Pope Benedict XVI will resign on February 28, his spokesman Father Federico Lombardi told CNN on Monday (Feb. 11).
In a statement, the 85-year-old pope said he had noticed his strength deteriorating and "for this reason, and well aware of the seriousness of this act, with full freedom I declare that I renounce the ministry of Bishop of Rome, Successor of Saint Peter."
Benedict is the 265th pope and the sixth German to serve as pope – he was 78 when he was elected pope in 2005. He has led the church after the third-longest papacy in church history and during a time in which the church is declining in his native Europe but expanding in Africa and Latin America.
As leader of the Roman Catholic Church, Benedict has been the leader of the institution's crusade against LGBT equality, specifically in terms of opposing recognition and civil support for same-sex couples and their families.
Most recently, in a New Year's speech, the pope called gay marriage a threat to world peace.
A year ago, in another statement, the pope, whose election was opposed by liberals in the church, said gay marriage threatened the "future of humanity itself."
Lombardi told the AP that Benedict will move to the papal residence in Castel Gandolfo following his resignation, then return to Rome to live in a monastery of cloistered nuns inside the Vatican for a period of prayer and reflection.

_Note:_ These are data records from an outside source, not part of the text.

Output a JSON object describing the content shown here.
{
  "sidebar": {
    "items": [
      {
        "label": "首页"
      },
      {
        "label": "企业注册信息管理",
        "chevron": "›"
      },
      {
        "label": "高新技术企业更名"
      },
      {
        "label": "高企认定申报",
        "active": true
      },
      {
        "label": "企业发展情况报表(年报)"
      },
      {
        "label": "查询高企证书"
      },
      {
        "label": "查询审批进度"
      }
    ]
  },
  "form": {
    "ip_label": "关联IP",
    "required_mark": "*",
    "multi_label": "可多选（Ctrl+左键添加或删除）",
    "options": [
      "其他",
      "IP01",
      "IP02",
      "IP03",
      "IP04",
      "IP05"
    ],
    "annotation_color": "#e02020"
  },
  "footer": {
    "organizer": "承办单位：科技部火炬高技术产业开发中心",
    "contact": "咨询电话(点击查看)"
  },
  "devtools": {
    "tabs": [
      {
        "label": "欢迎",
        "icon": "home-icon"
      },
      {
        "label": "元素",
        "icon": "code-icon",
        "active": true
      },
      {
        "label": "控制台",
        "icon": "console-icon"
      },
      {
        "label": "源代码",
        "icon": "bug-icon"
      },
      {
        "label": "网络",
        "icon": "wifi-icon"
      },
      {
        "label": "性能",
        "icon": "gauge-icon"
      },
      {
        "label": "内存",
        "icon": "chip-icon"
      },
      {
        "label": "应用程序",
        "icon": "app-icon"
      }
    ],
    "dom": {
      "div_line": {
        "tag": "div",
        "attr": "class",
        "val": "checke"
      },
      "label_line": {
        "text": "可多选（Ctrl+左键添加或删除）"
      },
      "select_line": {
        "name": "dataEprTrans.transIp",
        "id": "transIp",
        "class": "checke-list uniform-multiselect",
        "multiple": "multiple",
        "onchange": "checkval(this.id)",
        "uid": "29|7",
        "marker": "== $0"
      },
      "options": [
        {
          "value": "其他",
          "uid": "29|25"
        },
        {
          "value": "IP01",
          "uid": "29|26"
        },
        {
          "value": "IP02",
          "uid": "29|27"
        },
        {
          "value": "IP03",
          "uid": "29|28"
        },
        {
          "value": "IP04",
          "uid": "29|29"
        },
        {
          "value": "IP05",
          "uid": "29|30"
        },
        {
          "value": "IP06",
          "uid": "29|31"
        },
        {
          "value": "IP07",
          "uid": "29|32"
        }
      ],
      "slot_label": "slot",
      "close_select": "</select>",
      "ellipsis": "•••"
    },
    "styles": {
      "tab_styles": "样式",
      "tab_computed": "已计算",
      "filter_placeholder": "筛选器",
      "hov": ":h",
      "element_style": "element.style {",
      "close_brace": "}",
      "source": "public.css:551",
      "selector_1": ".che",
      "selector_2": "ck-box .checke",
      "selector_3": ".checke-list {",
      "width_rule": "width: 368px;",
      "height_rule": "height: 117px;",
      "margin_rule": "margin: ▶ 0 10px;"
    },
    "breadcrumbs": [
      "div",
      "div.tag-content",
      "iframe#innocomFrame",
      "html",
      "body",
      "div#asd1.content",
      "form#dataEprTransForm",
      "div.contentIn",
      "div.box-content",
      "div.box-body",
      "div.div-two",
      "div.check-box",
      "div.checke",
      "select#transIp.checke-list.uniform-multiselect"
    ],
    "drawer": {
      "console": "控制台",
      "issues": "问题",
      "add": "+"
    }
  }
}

Lombardi said the pope made his decision to resign “aware of the great problems the church faces today.” He also said that “we should have a new pope for Easter.”U.S. Rep. Paul Ryan, R-Wis., issued a statement later on Feb. 11. The conservative congressman said, "I was surprised by Pope Benedict XVI’s announcement. But I consider it another sign of his humility and good sense. His pontificate has been a blessing to the world. He’s promoted peace and understanding among the world’s religious faiths. He’s defended the dignity of the human person and the universal right to religious liberty. And he’s been a strong advocate of the poor, the powerless, the unborn, the sick, and the elderly/"
The conclave of cardinals that will elect a new pope will likely convene in mid-March.
A pope has not resigned since 1415.
The pope's statement:
I have convoked you to this Consistory, not only for the three canonizations, but also to communicate to you a decision of great importance for the life of the Church. After having repeatedly examined my conscience before God, I have come to the certainty that my strengths, due to an advanced age, are no longer suited to an adequate exercise of the Petrine ministry. I am well aware that this ministry, due to its essential spiritual nature, must be carried out not only with words and deeds, but no less with prayer and suffering. However, in today’s world, subject to so many rapid changes and shaken by questions of deep relevance for the life of faith, in order to govern the bark of Saint Peter and proclaim the Gospel, both strength of mind and body are necessary, strength which in the last few months, has deteriorated in me to the extent that I have had to recognize my incapacity to adequately fulfill the ministry entrusted to me. For this reason, and well aware of the seriousness of this act, with full freedom I declare that I renounce the ministry of Bishop of Rome, Successor of Saint Peter, entrusted to me by the Cardinals on 19 April 2005, in such a way, that as from 28 February 2013, at 20:00 hours, the See of Rome, the See of Saint Peter, will be vacant and a Conclave to elect the new Supreme Pontiff will have to be convoked by those whose competence it is.
Dear Brothers, I thank you most sincerely for all the love and work with which you have supported me in my ministry and I ask pardon for all my defects. And now, let us entrust the Holy Church to the care of Our Supreme Pastor, Our Lord Jesus Christ, and implore his holy Mother Mary, so that she may assist the Cardinal Fathers with her maternal solicitude, in electing a new Supreme Pontiff. With regard to myself, I wish to also devotedly serve the Holy Church of God in the future through a life dedicated to prayer.